A REBELIÃO DOS BÁRBAROS

Alarico interpretado por Gavin Drea

Alarico não tomou Roma à força. Os escravos deixaram seu exército entrar, como parte de uma estratégia astuta chamada “Cavalo de Troia” para ingressar na cidade.

Nascido na Ilha Peuce, na foz do rio Danúbio (atual Romênia), Alarico ainda era uma criança durante a migração em massa dos godos pelo Danúbio e sua guerra subsequente com Roma. Alguns anos depois da morte de Fritigerno, Alarico ascendeu como líder e, posteriormente, rei dos visigodos de 395 a 410 d.C.

Ele tinha uma personalidade carismática, que atraía muitos escravos oprimidos e bárbaros do Império Romano para se juntarem à sua causa. Mantinha uma relação de amor e ódio com Roma, mas esperava que essa colaboração garantisse uma terra para os godos, que há tempo se viam deslocados.

 

Alarico tentou fazer com que os guerreiros godos fizessem parte oficialmente do exército romano, para que eles tivessem direito à comida e a terras dentro do império. Contudo, maus tratos e traições repetidas por parte do Império colocaram Alarico contra o imperador. De 396 d.C. em diante, ele invadiu tanto o Império Oriental quanto o Ocidental, especialmente Ilíria e Trácia.

 

Seu exército foi derrotado em Trácia em 397 pelo general meio-bárbaro Estilicão. Mas, quatro anos depois, Alarico invadiu a Itália, causando um pânico tão grande no império que eles tiveram que mudar a capital para Ravena. Os godos se defenderam contra Estilicão várias vezes, mas não foi travada nenhuma batalha grande ou decisiva entre eles.
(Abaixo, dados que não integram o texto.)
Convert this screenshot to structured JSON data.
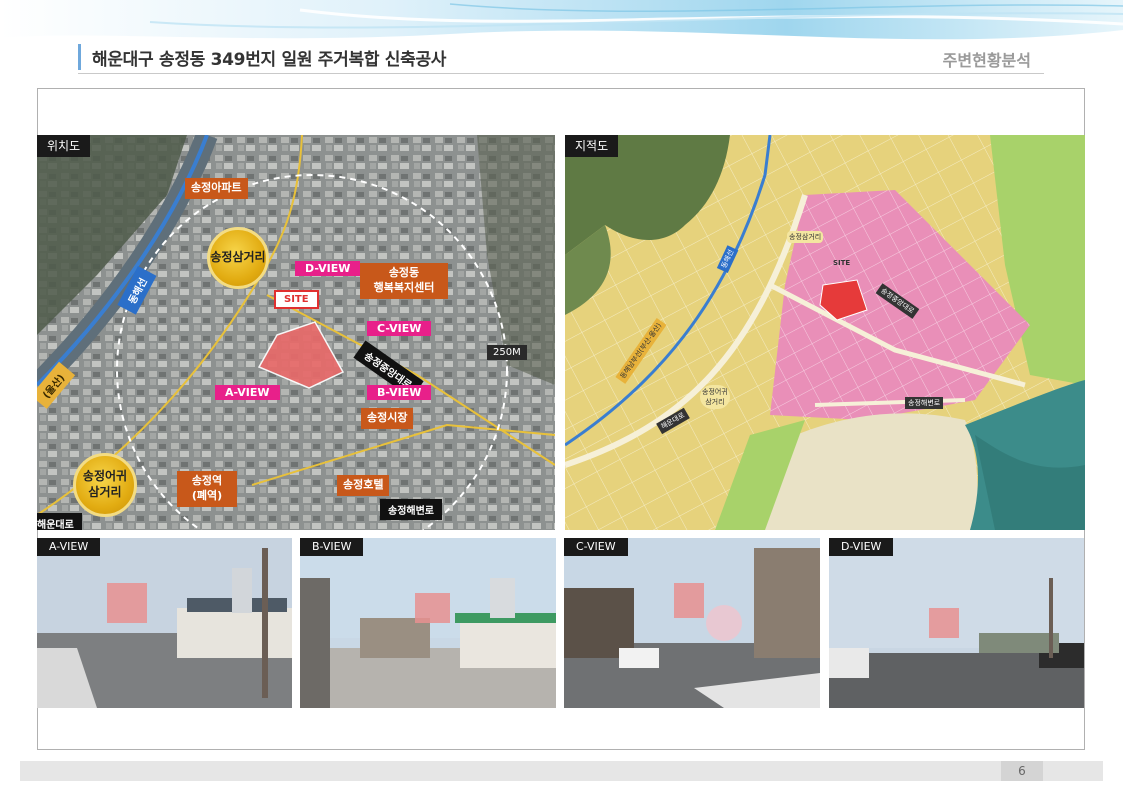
{
  "header": {
    "title": "해운대구 송정동 349번지 일원 주거복합 신축공사",
    "section": "주변현황분석"
  },
  "location_map": {
    "label": "위치도",
    "places": {
      "songjeong_apt": "송정아파트",
      "samgeori": "송정삼거리",
      "welfare_line1": "송정동",
      "welfare_line2": "행복복지센터",
      "market": "송정시장",
      "station_line1": "송정역",
      "station_line2": "(폐역)",
      "hotel": "송정호텔",
      "eogwi_line1": "송정어귀",
      "eogwi_line2": "삼거리"
    },
    "roads": {
      "jungang": "송정중앙대로",
      "haebyeon": "송정해변로",
      "haeundae": "해운대로",
      "donghae": "동해선",
      "donghae_left": "(울산)"
    },
    "site": "SITE",
    "radius": "250M",
    "views": {
      "a": "A-VIEW",
      "b": "B-VIEW",
      "c": "C-VIEW",
      "d": "D-VIEW"
    }
  },
  "cadastral_map": {
    "label": "지적도",
    "labels": {
      "samgeori": "송정삼거리",
      "site": "SITE",
      "jungang": "송정중앙대로",
      "donghae": "동해선",
      "donghae_line": "동해남부선(부산-울산)",
      "eogwi_line1": "송정어귀",
      "eogwi_line2": "삼거리",
      "haeundae": "해운대로",
      "haebyeon": "송정해변로"
    }
  },
  "photos": [
    {
      "label": "A-VIEW"
    },
    {
      "label": "B-VIEW"
    },
    {
      "label": "C-VIEW"
    },
    {
      "label": "D-VIEW"
    }
  ],
  "footer": {
    "page": "6"
  },
  "colors": {
    "accent_blue": "#6fa8dc",
    "tag_orange": "#c8581a",
    "tag_pink": "#e8208a",
    "site_red": "#e03030",
    "zone_yellow": "#e8d27a",
    "zone_pink": "#e98fb8",
    "zone_green": "#a7d46b",
    "sea": "#3c8c8a"
  }
}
Nenhum dos líderes estava disposto a submeter seus exércitos a uma guerra potencialmente desastrosa do tudo ou nada.

 

Em 408, Estilicão foi preso e executado como um inimigo suspeito do estado. Em Roma, os bárbaros foram culpados pelos problemas recentes do império e as famílias dos soldados bárbaros do exército de Estilicão foram massacradas por romanos furiosos. A atrocidade e a morte de Estilicão foram um desastre duplo para o império. Eles não apenas perderam seus generais mais capacitados, mas suas forças bárbaras restantes – 30 mil homens no total – desertaram imediatamente e se juntaram a Alarico. Dessa vez, com o suporte de um número esmagador de homens, Alarico e os godos marcharam a Roma sem oposição.

 

Ele exigiu a libertação de 400 mil escravos godos em Roma e o comando do exército Romano, com o título de Mestre dos Soldados. Os bárbaros foram soltos e o Império pagou a Alarico uma quantia enorme de ouro, mas o Imperador recusou o acordo final; ele não queria permitir que outro bárbaro comandasse os exércitos romanos.

 

Em 410, pela terceira vez em três anos, os godos de Alarico sitiaram Roma. A destruição goda de Roma não foi tão séria como alguns temiam. Como cristãos convertidos, eles permitiram que os cidadãos sitiados se refugiassem nas igrejas.

Alarico morreu no mesmo ano, de doença, mas sua vitória foi uma virada decisiva na longa luta contra o poderoso Império. Depois de anos lutando contra a resistência de inúmeros bárbaros por toda a Europa, Roma deixava de ser invencível.